Aug 20,2019 By Robert Walton

Dive Brief:

  • U.S. Bankruptcy Judge Dennis Montali on Friday rejected motions to terminate Pacific Gas & Electric's (PG&E) period of exclusivity, meaning the utility's plan of reorganization will be considered ahead of creditors' competing proposals.
  • Separately, Montali ruled victims of the 2017 Tubbs fire will be allowed to sue PG&E, despite a determination by the California Department of Forestry and Fire Protection (Cal Fire) that the utility was not to blame for the deadly blaze.

  • PG&E filed for Chapter 11 in January, facing up to $30 billion in potential wildfire liabilities. The utility says it will file a reorganization plan by Sept. 9 that will be rate-neutral for its 16 million customers.

Dive Insight:

The 2017 Tubbs fire was one of the largest and most destructive wildfires in the state, and Cal Fire's January determination that PG&E was not at fault was welcome relief for the embattled utility. But Montali said in a memorandum Friday that moving ahead with a trial to determine any liability is the best way to help the company through bankruptcy.

"Commencement of a trial on the Tubbs fire moves toward liquidating these tort claims and helps with the imperfect method of estimating claims as must be done here in the bankruptcy court," the judge wrote. "In sum, although a handful of plaintiffs proceeding to trial does not resolve many claims in this case, it advances the goals of this bankruptcy far better than stayed, stagnant proceedings."

Montali also noted that pressure to adjudicate the claims "in a prompt fashion comes from bankruptcy considerations, moral duties and even legislative deadlines."

PG&E must have a confirmed reorganization plan by June 30 in order to meet state legislative deadlines required to access a new wildfire fund that will assist utilities with fire-related liabilities. While Montali's decision is a victory for fire victims, it could also slow the utility's reorganization.
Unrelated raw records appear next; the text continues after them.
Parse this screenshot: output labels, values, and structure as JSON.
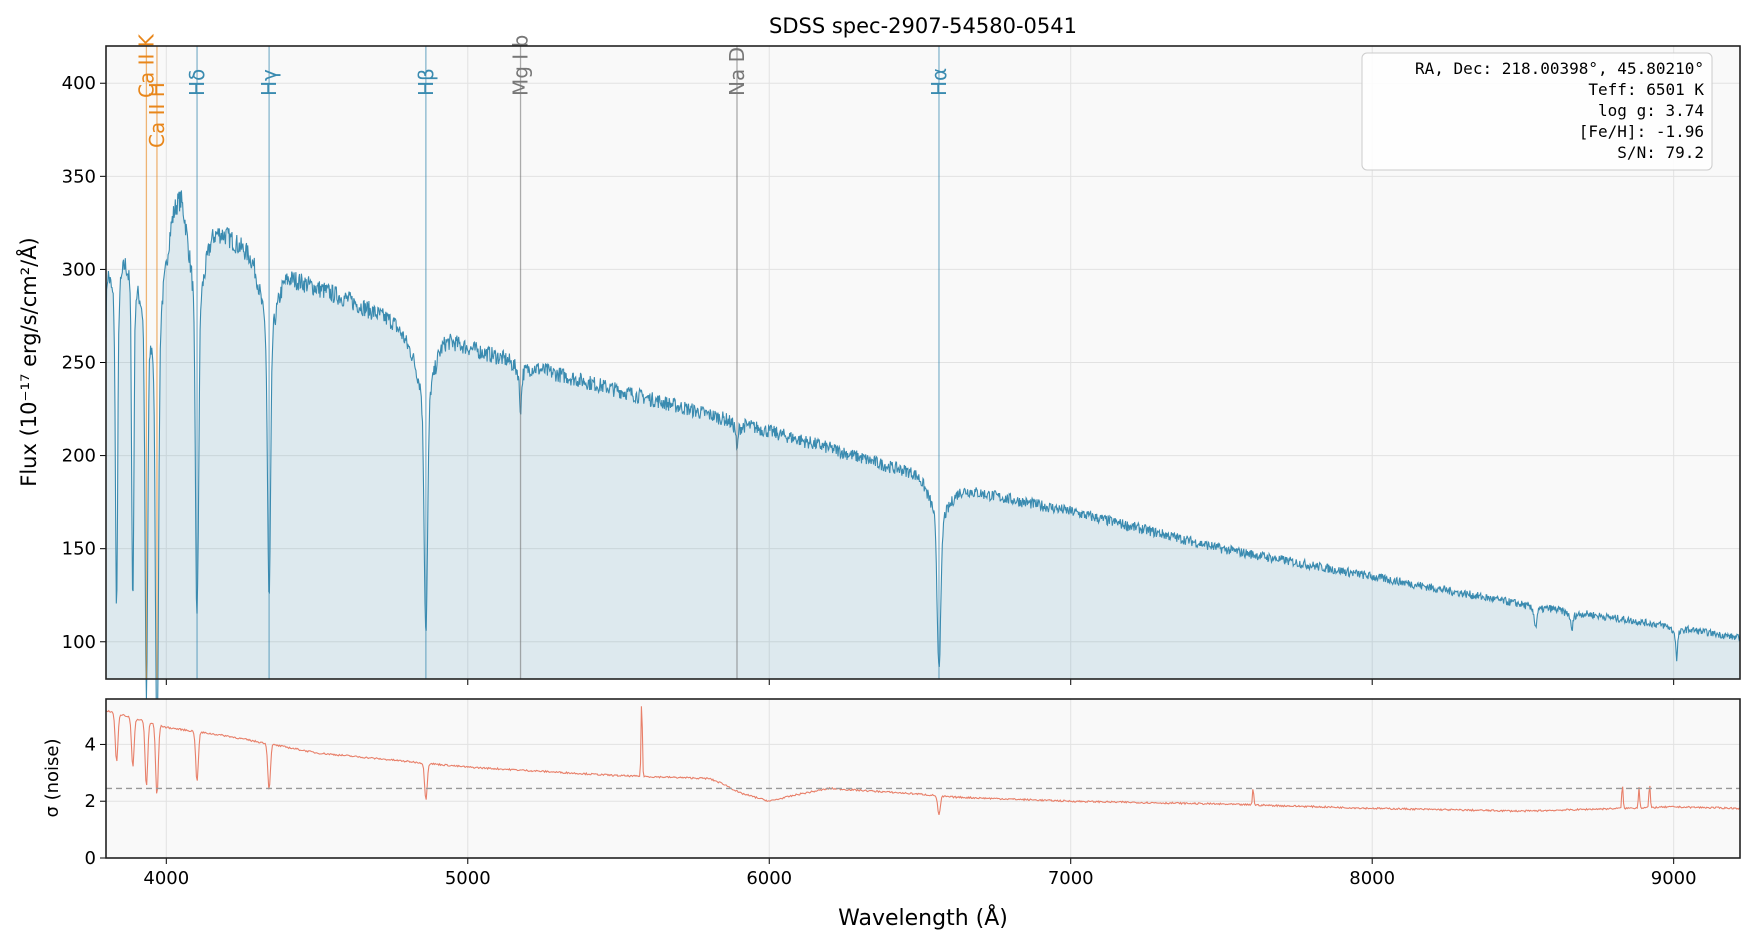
{
  "chart_data": [
    {
      "type": "line",
      "title": "SDSS spec-2907-54580-0541",
      "xlabel": "Wavelength (Å)",
      "ylabel": "Flux (10⁻¹⁷ erg/s/cm²/Å)",
      "xlim": [
        3800,
        9220
      ],
      "ylim": [
        80,
        420
      ],
      "xticks": [
        4000,
        5000,
        6000,
        7000,
        8000,
        9000
      ],
      "yticks": [
        100,
        150,
        200,
        250,
        300,
        350,
        400
      ],
      "grid": true,
      "fill_under": true,
      "color": "#3a8bb0",
      "continuum": {
        "wavelength": [
          3800,
          3850,
          3900,
          3950,
          4000,
          4050,
          4100,
          4200,
          4300,
          4400,
          4500,
          4600,
          4700,
          4750,
          4800,
          4900,
          5000,
          5200,
          5500,
          5800,
          6000,
          6200,
          6400,
          6550,
          6600,
          7000,
          7500,
          8000,
          8500,
          9000,
          9220
        ],
        "flux": [
          315,
          325,
          335,
          335,
          328,
          342,
          325,
          318,
          305,
          296,
          290,
          284,
          276,
          272,
          262,
          264,
          258,
          248,
          235,
          222,
          213,
          204,
          194,
          188,
          183,
          170,
          150,
          135,
          120,
          108,
          102
        ]
      },
      "absorption_lines": [
        {
          "wavelength": 3798,
          "min_flux": 275,
          "width": 4
        },
        {
          "wavelength": 3835,
          "min_flux": 160,
          "width": 5
        },
        {
          "wavelength": 3889,
          "min_flux": 165,
          "width": 5
        },
        {
          "wavelength": 3934,
          "min_flux": 125,
          "width": 6
        },
        {
          "wavelength": 3969,
          "min_flux": 103,
          "width": 7
        },
        {
          "wavelength": 4102,
          "min_flux": 155,
          "width": 7
        },
        {
          "wavelength": 4341,
          "min_flux": 158,
          "width": 7
        },
        {
          "wavelength": 4861,
          "min_flux": 138,
          "width": 8
        },
        {
          "wavelength": 5175,
          "min_flux": 230,
          "width": 5
        },
        {
          "wavelength": 5893,
          "min_flux": 205,
          "width": 4
        },
        {
          "wavelength": 6563,
          "min_flux": 108,
          "width": 9
        },
        {
          "wavelength": 8542,
          "min_flux": 110,
          "width": 5
        },
        {
          "wavelength": 8662,
          "min_flux": 108,
          "width": 5
        },
        {
          "wavelength": 9010,
          "min_flux": 94,
          "width": 4
        }
      ],
      "line_markers": [
        {
          "label": "Ca II K",
          "wavelength": 3934,
          "color": "#e8861a",
          "position": "high"
        },
        {
          "label": "Ca II H",
          "wavelength": 3969,
          "color": "#e8861a",
          "position": "low"
        },
        {
          "label": "Hδ",
          "wavelength": 4102,
          "color": "#3a8bb0",
          "position": "mid"
        },
        {
          "label": "Hγ",
          "wavelength": 4341,
          "color": "#3a8bb0",
          "position": "mid"
        },
        {
          "label": "Hβ",
          "wavelength": 4861,
          "color": "#3a8bb0",
          "position": "mid"
        },
        {
          "label": "Mg I b",
          "wavelength": 5175,
          "color": "#777777",
          "position": "mid"
        },
        {
          "label": "Na D",
          "wavelength": 5893,
          "color": "#777777",
          "position": "mid"
        },
        {
          "label": "Hα",
          "wavelength": 6563,
          "color": "#3a8bb0",
          "position": "mid"
        }
      ],
      "info_box": {
        "position": "top-right",
        "lines": [
          "RA, Dec: 218.00398°, 45.80210°",
          "Teff: 6501 K",
          "log g: 3.74",
          "[Fe/H]: -1.96",
          "S/N: 79.2"
        ]
      }
    },
    {
      "type": "line",
      "ylabel": "σ (noise)",
      "xlabel": "Wavelength (Å)",
      "xlim": [
        3800,
        9220
      ],
      "ylim": [
        0,
        5.6
      ],
      "yticks": [
        0,
        2,
        4
      ],
      "xticks": [
        4000,
        5000,
        6000,
        7000,
        8000,
        9000
      ],
      "color": "#e8806a",
      "reference_line": {
        "value": 2.45,
        "style": "dashed",
        "color": "#999999"
      },
      "continuum": {
        "wavelength": [
          3800,
          3900,
          4000,
          4200,
          4500,
          5000,
          5500,
          5800,
          5850,
          5900,
          6000,
          6100,
          6200,
          6500,
          6600,
          7000,
          7500,
          8000,
          8500,
          9000,
          9220
        ],
        "sigma": [
          5.2,
          4.9,
          4.6,
          4.3,
          3.7,
          3.2,
          2.9,
          2.8,
          2.6,
          2.3,
          2.0,
          2.25,
          2.45,
          2.25,
          2.15,
          2.0,
          1.9,
          1.75,
          1.65,
          1.8,
          1.75
        ]
      },
      "spikes": [
        {
          "wavelength": 5577,
          "value": 5.6
        },
        {
          "wavelength": 7605,
          "value": 2.5
        },
        {
          "wavelength": 8830,
          "value": 2.6
        },
        {
          "wavelength": 8885,
          "value": 2.5
        },
        {
          "wavelength": 8920,
          "value": 2.6
        }
      ],
      "dips": [
        {
          "wavelength": 3835,
          "value": 3.4
        },
        {
          "wavelength": 3889,
          "value": 3.2
        },
        {
          "wavelength": 3934,
          "value": 2.5
        },
        {
          "wavelength": 3969,
          "value": 2.2
        },
        {
          "wavelength": 4102,
          "value": 2.7
        },
        {
          "wavelength": 4341,
          "value": 2.4
        },
        {
          "wavelength": 4861,
          "value": 2.05
        },
        {
          "wavelength": 6563,
          "value": 1.5
        }
      ]
    }
  ]
}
"Regardless of the next legal steps, Cal Fire has already determined that the cause of the 2017 Tubbs Fire was not related to PG&E equipment," the utility said in a statement. "We intend to cooperate with the state court in order to help achieve the June 30, 2020 deadline to participate in the new state Wildfire Fund."

Montali's decision to deny creditors' bid to end the utility's exclusivity period, when only it can propose a reorganization plan, is a win for the utility though.

"Competing plans are tempting, and no doubt produce a feast for lawyers, accountants, investment bankers and others, not to mention the intellectual challenges to the court," Montali wrote. "But the inescapable fact is that the fire victims and their insurers should not need to wait for conclusion of expensive, lengthy and uncertain disputes that only indirectly concern them."

The California Public Utilities Commission last week began consideringwhether to require utilities to charge customers to pay into the wildfire fund. Customer contributions to the fund will come via a $2.50 monthly charge on bills that has been in place since the state's energy crisis, and was scheduled to expire at the end of 2021.

Under the current legislation, customers and utility shareholders would contribute equally to the $21 billion fund. Opening comments are due at the commission by Aug. 29, with replies due Sept.6.